The Milanese Leonardo is easier to find if they are a writer
Paul Graham writes about the basis for great talent in painters being inevitably more then just genetic. Fifteenth century Florence produces dozens of exceptional painters, like Leonardo. If genetics was all it took to be a genius, Florence would still be produced great artists. Presumably there were other genetic Leonardos, as there's no reason to think the genetic ability was concentrated in Florence. So, what happened to the Milanese Leonardo?
This is the same as Thomas Gray's mute in glorious Miltons, who fill up the churchyards of rural England. Only, Milton was as much the product of his time as Leonardo. His work would have looked very different without Cambridge and the Civil War, but he was an isolated scholar who communed with books rather than people. Although we can easily create a list of writers who flourished in groups or pairs (Shakespeare, Swift and Pope, Wordsworth and Coleridge) they often produced some of their best work solo or not in keeping with the times. Shakespeare's sonnets were written when the theatres were closed. Swift wrote and re-wrote Gulliver's Travels on his own for four years. Wordsworth and Coleridge both produced excellent work after Lyrical Ballads.
But think of the list of writers who were never really part of as artistic group. Not just the Prousts and Miltons, but Helen DeWitt, Penelope Fitzgerald, Evelyn Waugh, Murakami, Robert Frost (who wrote a lot of his best work before and then after his time with the Georgian poets). It isn't necessarily the same thing for writers as for painters. The people they need to commune with to be Florentine Leonardos rather than Milanese Leonardos are other writers, but those writers might be long dead. Some writers read and re-read a single book over and over, as Larkin did with Christopher Isherwood. Others type out passages from novels to work out the techniques involved, like Joan Didion with Hemmingway. Frost was very reliant on two anthologies, the Oxford Book of English Verse and the Oxford Book of Victorian Verse. He met and lived with some of the authors from the Victorian book, but not until his first two books were written and ready to publish.

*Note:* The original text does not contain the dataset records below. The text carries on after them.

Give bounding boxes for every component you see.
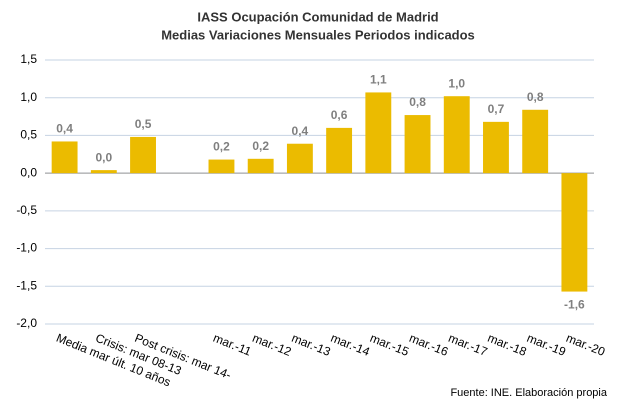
bar: [286, 143, 313, 174]
value-label: 1,0: [448, 76, 465, 90]
x-tick-label: mar.-14: [329, 331, 372, 359]
x-tick-label: mar.-17: [446, 331, 489, 359]
y-tick-label: -2,0: [16, 316, 37, 330]
value-label: 0,8: [527, 90, 544, 104]
bar: [90, 170, 117, 174]
bar: [522, 109, 549, 174]
value-label: 0,7: [488, 102, 505, 116]
value-label: 0,2: [213, 140, 230, 154]
value-label: 0,4: [56, 122, 73, 136]
bar: [561, 173, 588, 292]
value-label: 0,6: [331, 108, 348, 122]
y-tick-label: -1,0: [16, 241, 37, 255]
value-label: 0,2: [252, 139, 269, 153]
y-tick-label: 1,5: [20, 52, 37, 66]
bar: [51, 141, 78, 174]
y-tick-label: 0,5: [20, 128, 37, 142]
bar: [483, 121, 509, 174]
x-tick-label: mar.-16: [407, 331, 450, 359]
value-label: -1,6: [564, 298, 585, 312]
bar: [365, 92, 392, 174]
x-tick-label: mar.-13: [290, 331, 333, 359]
value-label: 0,5: [135, 117, 152, 131]
chart-subtitle: Medias Variaciones Mensuales Periodos in…: [161, 27, 475, 42]
value-label: 1,1: [370, 73, 387, 87]
bar: [443, 96, 470, 174]
bar: [247, 158, 274, 174]
bar: [130, 136, 156, 174]
x-tick-label: mar.-20: [564, 331, 607, 359]
chart-title: IASS Ocupación Comunidad de Madrid: [197, 9, 438, 24]
x-tick-label: mar.-15: [368, 331, 411, 359]
y-tick-label: -1,5: [16, 278, 37, 292]
x-tick-label: mar.-18: [486, 331, 529, 359]
bar: [404, 115, 431, 174]
value-label: 0,0: [95, 150, 112, 164]
value-label: 0,4: [292, 124, 309, 138]
value-label: 0,8: [409, 95, 426, 109]
x-tick-label: mar.-12: [250, 331, 293, 359]
bar: [326, 127, 353, 174]
y-tick-label: 1,0: [20, 90, 37, 104]
x-tick-label: mar.-19: [525, 331, 568, 359]
bar: [208, 159, 235, 174]
source-note: Fuente: INE. Elaboración propia: [450, 387, 607, 399]
y-tick-label: 0,0: [20, 165, 37, 179]
y-tick-label: -0,5: [16, 203, 37, 217]
x-tick-label: mar.-11: [211, 331, 253, 359]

I suspect that Milanese Leonardos need other painters around them, and a culture to feed off, but that writers may not. David Foster Wallace, in his own words, lived in a cornfield. Billy Collins worked quietly on his own, waiting fifteen years between his first and second submission to Poetry, with no beatniks, no symbolists, no group at all. It may seem like Zadie Smith emerged from a Cambridge (and London) culture, but Cambridge undergraduates are pretty much never successful novelists. The only other person I can think of who produced a great literary book as an undergraduate there is William Empson.

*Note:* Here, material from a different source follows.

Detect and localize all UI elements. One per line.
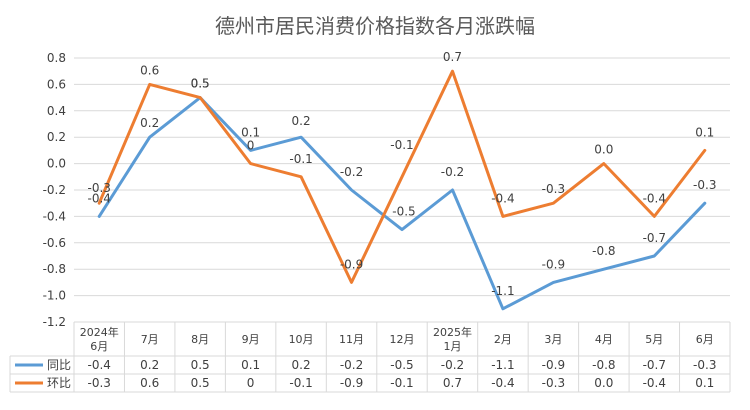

Penelope Fitzgerald spent plenty of time in London watching opera and immersed in European culture, the basis of her last four great novels. But she also lived on a houseboat, in a Suffolk village, and worked as a teacher while she lived in a council flat. Those experiences were also worked into novels. Evelyn Waugh hated London and spent most of his life out of it after he got married. That didn't stop him writing Scoop. Frost worked on his farm.

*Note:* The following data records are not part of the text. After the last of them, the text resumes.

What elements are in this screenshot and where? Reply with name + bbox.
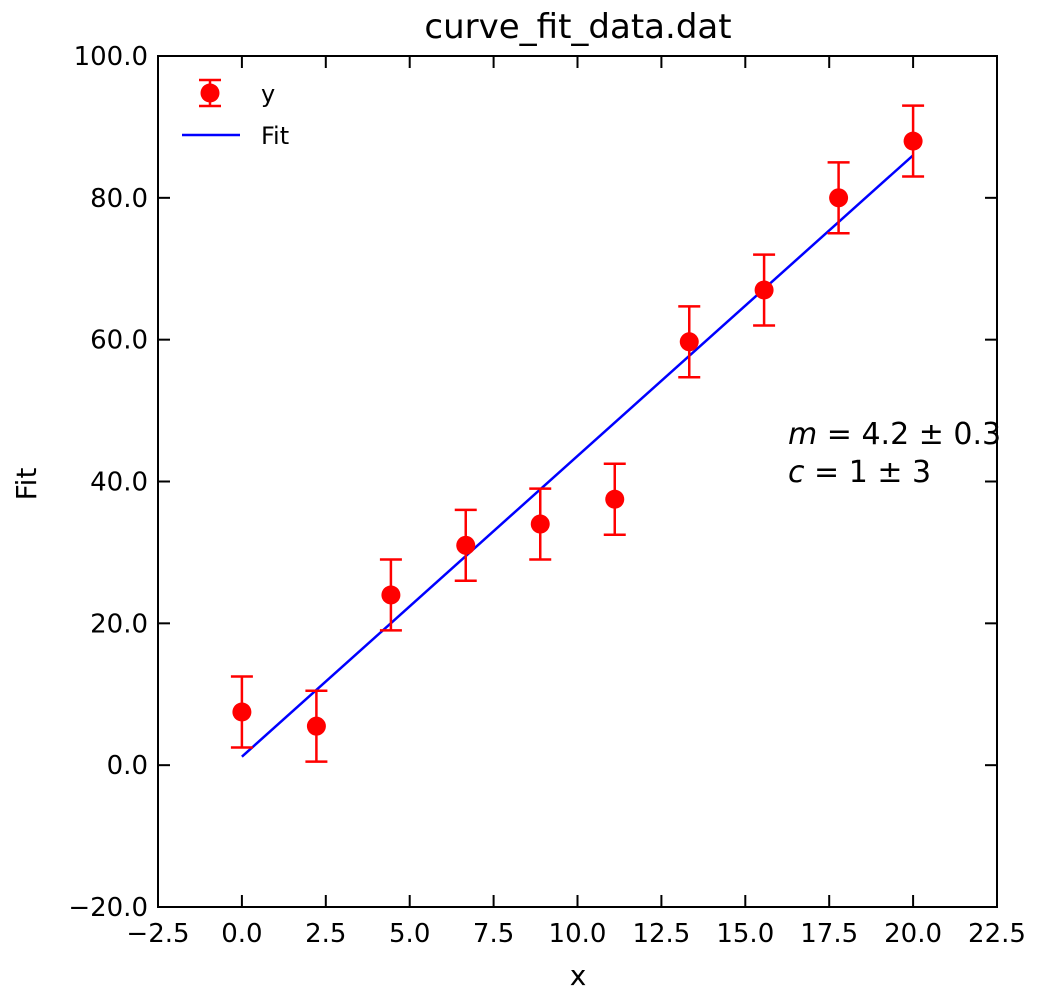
data-point — [902, 104, 925, 178]
x-tick-label: 5.0 — [389, 919, 430, 949]
legend-entry-fit: Fit — [182, 122, 289, 150]
data-point — [230, 675, 253, 749]
y-tick-label: 0.0 — [107, 751, 148, 781]
annotation-slope: m = 4.2 ± 0.3 — [788, 417, 1001, 452]
x-tick-label: 20.0 — [884, 919, 942, 949]
annotation-intercept: c = 1 ± 3 — [788, 455, 931, 490]
data-point-marker — [605, 489, 625, 509]
y-tick-label: 20.0 — [90, 609, 148, 639]
legend: y Fit — [182, 78, 289, 150]
data-point-marker — [232, 702, 252, 722]
annotation-intercept-symbol: c — [788, 455, 805, 490]
data-point-marker — [530, 514, 550, 534]
data-point-marker — [829, 188, 849, 208]
y-tick-label: 80.0 — [90, 184, 148, 214]
data-point — [827, 161, 850, 235]
data-point — [678, 305, 701, 379]
data-point — [454, 508, 477, 583]
x-tick-label: 17.5 — [800, 919, 858, 949]
y-tick-label: 40.0 — [90, 468, 148, 498]
data-point-marker — [903, 131, 923, 151]
chart-title: curve_fit_data.dat — [424, 7, 731, 47]
plot-frame — [157, 55, 998, 908]
x-axis-label: x — [570, 959, 587, 992]
data-point-marker — [306, 716, 326, 736]
x-tick-label: 7.5 — [473, 919, 514, 949]
x-tick-label: 15.0 — [716, 919, 774, 949]
x-tick-label: 22.5 — [968, 919, 1026, 949]
data-point-marker — [679, 332, 699, 352]
series-line-fit — [241, 154, 914, 758]
data-point-marker — [381, 585, 401, 605]
x-tick-label: 12.5 — [632, 919, 690, 949]
annotation-intercept-value: = 1 ± 3 — [805, 455, 932, 490]
points-layer — [230, 104, 925, 763]
ticks: −2.5 0.0 2.5 5.0 7.5 10.0 12.5 15.0 17.5 20.0 22.5… — [68, 42, 1026, 949]
data-point — [305, 689, 328, 763]
y-tick-label: −20.0 — [68, 893, 148, 923]
annotation-slope-value: = 4.2 ± 0.3 — [817, 417, 1001, 452]
annotation-slope-symbol: m — [788, 417, 817, 452]
legend-point-marker — [200, 83, 220, 103]
data-point — [603, 462, 626, 536]
y-axis-label: Fit — [10, 468, 43, 501]
data-point-marker — [456, 535, 476, 555]
legend-entry-y: y — [199, 78, 275, 108]
y-tick-label: 100.0 — [74, 42, 148, 72]
legend-label-fit: Fit — [261, 122, 289, 150]
x-tick-label: 0.0 — [221, 919, 262, 949]
y-tick-label: 60.0 — [90, 326, 148, 356]
data-point — [529, 487, 552, 561]
data-point-marker — [754, 280, 774, 300]
x-tick-label: 2.5 — [305, 919, 346, 949]
x-tick-label: 10.0 — [549, 919, 607, 949]
x-tick-label: −2.5 — [126, 919, 189, 949]
data-point — [379, 558, 402, 632]
data-point — [753, 253, 776, 327]
fit-layer — [241, 154, 914, 758]
legend-label-y: y — [261, 80, 275, 108]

Paul Graham's argument is about cities and is, of course, fundamentally sound. But his artistic analogy holds less strongly for writers. He says, 'I tried living in Florence when I was 25, thinking it would be an art center, but it turned out I was 450 years too late.' Of course the influence a city has is not always obvious and it's probably significant that Melville and Hawthawne lived in Manhatten at the same time but didn't meet. They didn't have to. Being in New York was enough. Could V.S. Naipaul have written at all without going to Oxford?
However, the fact that a writer like Montaigne can appear from nowhere, with nothing like Athens, London or New York to produce him is important. Darwin also lived remotely, hardly ever leaving his village. Writers are less bound by the constraint of cities, although they benefit from it. Living in the right place with the right people can be important, but plenty of great writers can work their magic without doing so.